Your $resultset is coming only from the first query ( $query = "SELECT id,name,price FROM $table_id"; ) and not the others?

This section:

$id = "SELECT id FROM $table_id";
$name = "SELECT name FROM $table_id";
$price = "SELECT price FROM $table_id";

is actually useless, as it is just assigning strings to $id , $name and $price .

Did you mean?:

$result_set= mysql_query($query);
while ($row = mysql_fetch_assoc($result_set)) 
{
    echo "<td><tr> ".$row['id']." ".$row['name']." ".$row['price']." </tr></td>";
}

Answer 3

$table_id = 'mynewtable';
$query = "SELECT id,name,price FROM $table_id";
$result_set= mysql_query($query);

if (mysql_num_rows() > 0){

    while($row = mysql_fetch_array($result_set)) {
        echo $row['id'] .", ". $row['name'] .", ". $row['price'];
    }

}

Please start using mysqli_* instead of mysql_*

Answer 4

why not

$table_id = 'mynewtable';
$query = "SELECT id, name, price FROM $table_id";
$result_set= mysql_query($query);

if ($result_set){
        while( $row = mysql_fetch_array(result_set)){ ?>
        <td>
          <tr> <?php echo $row['id'] . ' ' $row['name'] . ' ' . $row['price']; ?> </tr>
        </td>
<?php
    } // end of while
} // end of if

Answer 5

You do not need to have three separate selects for id, name and price.
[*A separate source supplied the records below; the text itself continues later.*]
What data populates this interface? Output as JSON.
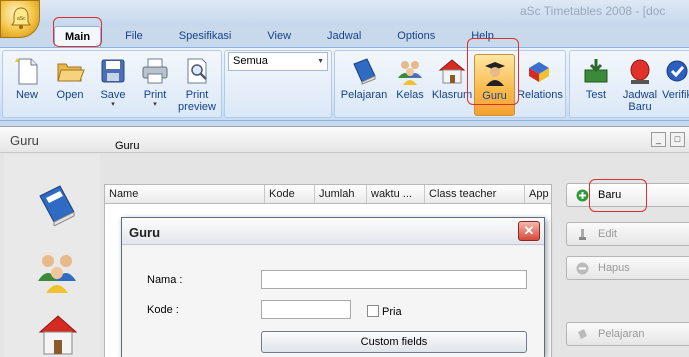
{
  "app": {
    "title": "aSc Timetables 2008 - [doc",
    "orb_icon": "bell-icon"
  },
  "tabs": [
    {
      "label": "Main",
      "active": true
    },
    {
      "label": "File"
    },
    {
      "label": "Spesifikasi"
    },
    {
      "label": "View"
    },
    {
      "label": "Jadwal"
    },
    {
      "label": "Options"
    },
    {
      "label": "Help"
    }
  ],
  "ribbon": {
    "file_buttons": [
      {
        "label": "New",
        "icon": "new-document-icon"
      },
      {
        "label": "Open",
        "icon": "open-folder-icon"
      },
      {
        "label": "Save",
        "icon": "save-disk-icon",
        "dropdown": "▾"
      },
      {
        "label": "Print",
        "icon": "printer-icon",
        "dropdown": "▾"
      },
      {
        "label": "Print\npreview",
        "icon": "print-preview-icon"
      }
    ],
    "filter": {
      "value": "Semua"
    },
    "data_buttons": [
      {
        "label": "Pelajaran",
        "icon": "book-icon"
      },
      {
        "label": "Kelas",
        "icon": "students-icon"
      },
      {
        "label": "Klasrum",
        "icon": "house-icon"
      },
      {
        "label": "Guru",
        "icon": "teacher-icon",
        "selected": true
      },
      {
        "label": "Relations",
        "icon": "shapes-icon"
      }
    ],
    "tool_buttons": [
      {
        "label": "Test",
        "icon": "test-tray-icon"
      },
      {
        "label": "Jadwal\nBaru",
        "icon": "red-light-icon"
      },
      {
        "label": "Verifik",
        "icon": "verify-icon"
      }
    ]
  },
  "child_window": {
    "title": "Guru",
    "list_title": "Guru",
    "columns": [
      "Name",
      "Kode",
      "Jumlah",
      "waktu ...",
      "Class teacher",
      "App"
    ],
    "sidebar_icons": [
      "subject-book-icon",
      "class-students-icon",
      "classroom-house-icon"
    ],
    "actions": [
      {
        "label": "Baru",
        "icon": "plus-circle-icon",
        "enabled": true
      },
      {
        "label": "Edit",
        "icon": "edit-icon",
        "enabled": false
      },
      {
        "label": "Hapus",
        "icon": "minus-circle-icon",
        "enabled": false
      },
      {
        "label": "Pelajaran",
        "icon": "subjects-icon",
        "enabled": false
      }
    ]
  },
  "dialog": {
    "title": "Guru",
    "close_label": "✕",
    "name_label": "Nama :",
    "name_value": "",
    "code_label": "Kode :",
    "code_value": "",
    "pria_label": "Pria",
    "custom_fields_label": "Custom fields"
  },
  "colors": {
    "ribbon_bg": "#d8e6f6",
    "tab_text": "#15428b",
    "selected_button": "#f9b94a",
    "highlight_ring": "#d93030"
  }
}
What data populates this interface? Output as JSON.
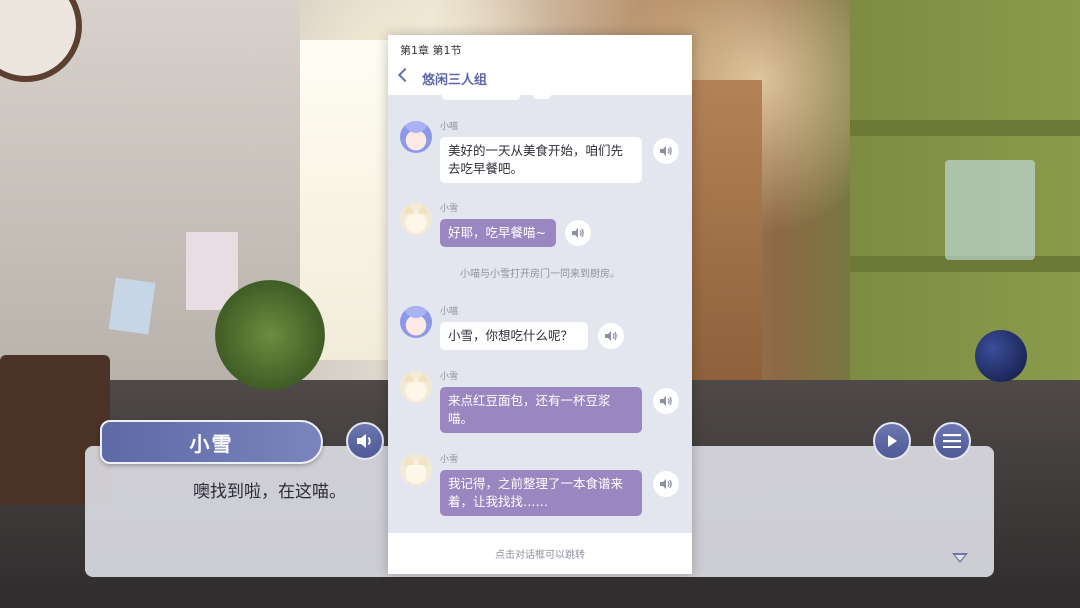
{
  "panel": {
    "chapter": "第1章 第1节",
    "title": "悠闲三人组",
    "narration": "小喵与小雪打开房门一同来到厨房。",
    "footer_hint": "点击对话框可以跳转",
    "messages": [
      {
        "speaker": "小喵",
        "text": "美好的一天从美食开始，咱们先去吃早餐吧。",
        "style": "white"
      },
      {
        "speaker": "小雪",
        "text": "好耶，吃早餐喵~",
        "style": "purple"
      },
      {
        "speaker": "小喵",
        "text": "小雪，你想吃什么呢？",
        "style": "white"
      },
      {
        "speaker": "小雪",
        "text": "来点红豆面包，还有一杯豆浆喵。",
        "style": "purple"
      },
      {
        "speaker": "小雪",
        "text": "我记得，之前整理了一本食谱来着，让我找找……",
        "style": "purple"
      }
    ]
  },
  "dialog": {
    "speaker": "小雪",
    "text": "噢找到啦，在这喵。"
  },
  "icons": {
    "voice": "speaker-icon",
    "play": "play-icon",
    "menu": "menu-icon",
    "next": "triangle-down-icon",
    "back": "chevron-left-icon"
  },
  "colors": {
    "accent": "#5d67a8",
    "purple_bubble": "#9a86c0",
    "panel_bg": "#e4e6ef"
  }
}
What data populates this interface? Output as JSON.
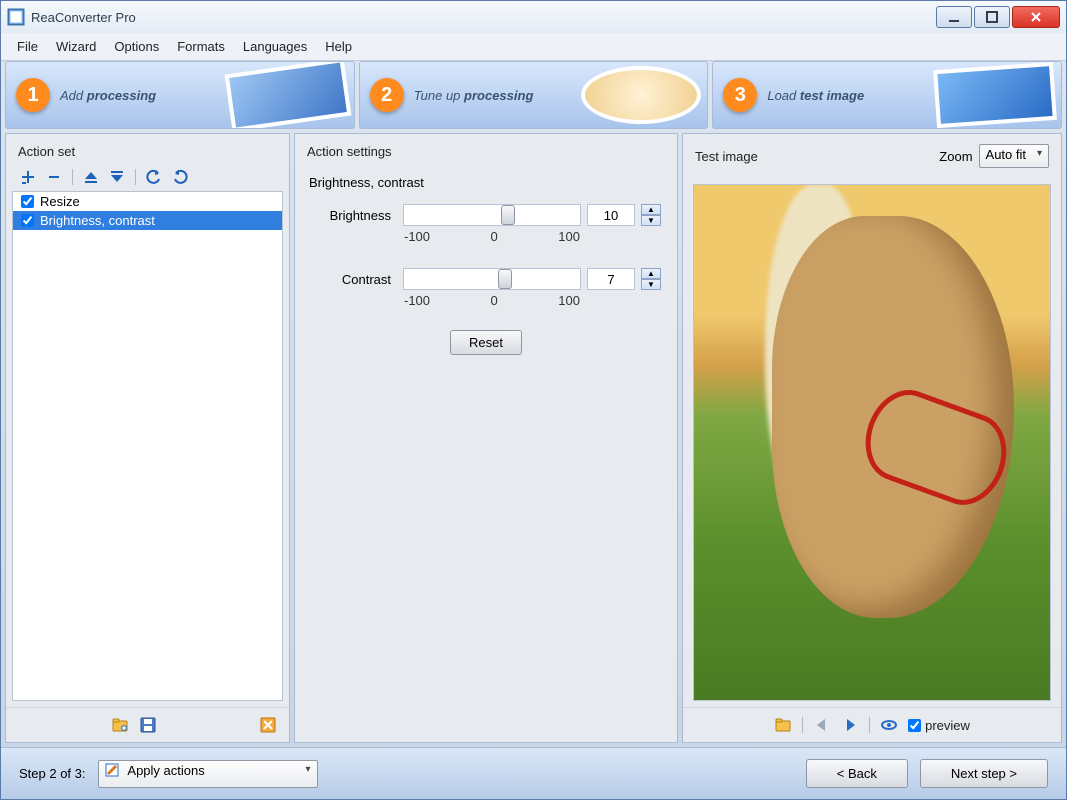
{
  "window": {
    "title": "ReaConverter Pro"
  },
  "menu": [
    "File",
    "Wizard",
    "Options",
    "Formats",
    "Languages",
    "Help"
  ],
  "steps": [
    {
      "num": "1",
      "prefix": "Add ",
      "bold": "processing"
    },
    {
      "num": "2",
      "prefix": "Tune up ",
      "bold": "processing"
    },
    {
      "num": "3",
      "prefix": "Load ",
      "bold": "test image"
    }
  ],
  "left": {
    "header": "Action set",
    "items": [
      {
        "label": "Resize",
        "checked": true,
        "selected": false
      },
      {
        "label": "Brightness, contrast",
        "checked": true,
        "selected": true
      }
    ]
  },
  "mid": {
    "header": "Action settings",
    "section": "Brightness, contrast",
    "brightness": {
      "label": "Brightness",
      "value": "10",
      "min": "-100",
      "zero": "0",
      "max": "100",
      "pos": 55
    },
    "contrast": {
      "label": "Contrast",
      "value": "7",
      "min": "-100",
      "zero": "0",
      "max": "100",
      "pos": 53.5
    },
    "reset": "Reset"
  },
  "right": {
    "header": "Test image",
    "zoom_label": "Zoom",
    "zoom_value": "Auto fit",
    "preview_label": "preview",
    "preview_checked": true
  },
  "bottom": {
    "step_text": "Step 2 of 3:",
    "dropdown": "Apply actions",
    "back": "< Back",
    "next": "Next step >"
  }
}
Just use:

if ($result_set) {
    $row = $result_set -> fetch_assoc();
    $id = $row['id'];
    $name = $row['name'];
    $price = $row['price'];
}

Then you can input it into your table or do whatever you would like with the info. The fetch_assoc() will only work if you are using MySQLi . mysql_fetch_assoc is deprecated and you should switch to either PDO or MySQLi

Answer 6

<?php
$query = "SELECT id,name,price FROM mynewtable";
$result_set = mysql_query($query);

if ($result_set!==false){
    while( $row = mysql_fetch_assoc( $result_set ) ) {
     echo '<td>' $row['id'] . ' ' . $row['name'] . ' ' . $row['price'] . '</td>';
    }
}
else {
    echo "Something went wrong with the query:";
    echo mysql_error( );
}

That seems more like it should work :)

EDIT : by the way, use of mysql_* is highly discouraged, as they will disappear in upcoming versions of PHP. Start using PDO or MySQLi instead.